> Er, excuse me, but I think about 8 of us
> worked six months or so to produce Chapter
> 13, Part I. You might want to have a look!
> :-)

I did. I was really asking a rhetorical question of a sort, because I didn't think it had a real answer. For example, at an indian casino a month ago, I found perfect conditions to back-count 2 tables. One jumped up, one saw a bunch of 10's come off and went south. Before I could sit down at the remaining position on the climbing count, someone beat me to it. I kept back-counting both as I had nothing better to do. The good count quickly dropped back to slightly negative (TC). But the other cycled up and went right on up to +2 before I could sit down. I sat down, played about 2.5 decks and did pretty well.

The thing that caught my eye was that the table I played at was pretty bad after one deck. Something like TC -3 (I truncate for the record, rounding might have been closer to -4).

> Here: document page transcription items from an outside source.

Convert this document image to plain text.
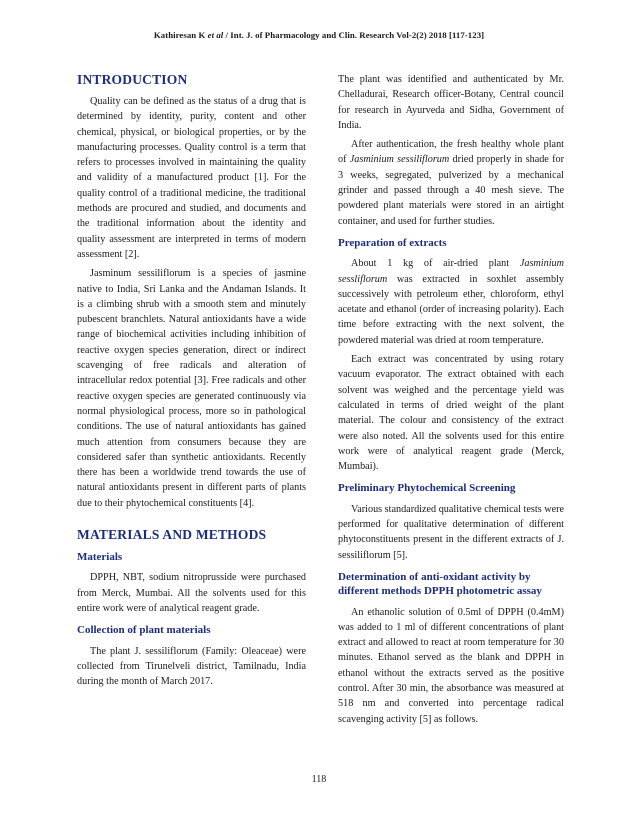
Kathiresan K et al / Int. J. of Pharmacology and Clin. Research Vol-2(2) 2018 [117-123]
INTRODUCTION

Quality can be defined as the status of a drug that is determined by identity, purity, content and other chemical, physical, or biological properties, or by the manufacturing processes. Quality control is a term that refers to processes involved in maintaining the quality and validity of a manufactured product [1]. For the quality control of a traditional medicine, the traditional methods are procured and studied, and documents and the traditional information about the identity and quality assessment are interpreted in terms of modern assessment [2].

Jasminum sessiliflorum is a species of jasmine native to India, Sri Lanka and the Andaman Islands. It is a climbing shrub with a smooth stem and minutely pubescent branchlets. Natural antioxidants have a wide range of biochemical activities including inhibition of reactive oxygen species generation, direct or indirect scavenging of free radicals and alteration of intracellular redox potential [3]. Free radicals and other reactive oxygen species are generated continuously via normal physiological process, more so in pathological conditions. The use of natural antioxidants has gained much attention from consumers because they are considered safer than synthetic antioxidants. Recently there has been a worldwide trend towards the use of natural antioxidants present in different parts of plants due to their phytochemical constituents [4].

MATERIALS AND METHODS
Materials

DPPH, NBT, sodium nitroprusside were purchased from Merck, Mumbai. All the solvents used for this entire work were of analytical reagent grade.

Collection of plant materials

The plant J. sessiliflorum (Family: Oleaceae) were collected from Tirunelveli district, Tamilnadu, India during the month of March 2017.

The plant was identified and authenticated by Mr. Chelladurai, Research officer-Botany, Central council for research in Ayurveda and Sidha, Government of India.

After authentication, the fresh healthy whole plant of Jasminium sessiliflorum dried properly in shade for 3 weeks, segregated, pulverized by a mechanical grinder and passed through a 40 mesh sieve. The powdered plant materials were stored in an airtight container, and used for further studies.

Preparation of extracts

About 1 kg of air-dried plant Jasminium sessliflorum was extracted in soxhlet assembly successively with petroleum ether, chloroform, ethyl acetate and ethanol (order of increasing polarity). Each time before extracting with the next solvent, the powdered material was dried at room temperature.

Each extract was concentrated by using rotary vacuum evaporator. The extract obtained with each solvent was weighed and the percentage yield was calculated in terms of dried weight of the plant material. The colour and consistency of the extract were also noted. All the solvents used for this entire work were of analytical reagent grade (Merck, Mumbai).

Preliminary Phytochemical Screening

Various standardized qualitative chemical tests were performed for qualitative determination of different phytoconstituents present in the different extracts of J. sessiliflorum [5].

Determination of anti-oxidant activity by different methods DPPH photometric assay

An ethanolic solution of 0.5ml of DPPH (0.4mM) was added to 1 ml of different concentrations of plant extract and allowed to react at room temperature for 30 minutes. Ethanol served as the blank and DPPH in ethanol without the extracts served as the positive control. After 30 min, the absorbance was measured at 518 nm and converted into percentage radical scavenging activity [5] as follows.

118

The point of the above was if I could have, I would have jumped into the first + table which was already heading back south again, and missed the second table that started off ugly but turned good.

I guess there is really no way to predict any of that, based on what I have seen over the past four years with counts going every-which-way...

> Sounds like you're probably watching
> negative shoes too long, hoping for them to
> "come back." Reread Chapter 13.

> Don

I don't often watch them if they go south, except that on occasion I sort of get forced into it as above, where the empty position on the good table gets jumped on before I can get to it, leaving me with nothing to do but keep back-counting..

But thanks for the reminder. I'll go back and re-read it. A assume you haven't changed this much from previous versions? Or should I hint to my wife that another book order might be a good Christmas idea?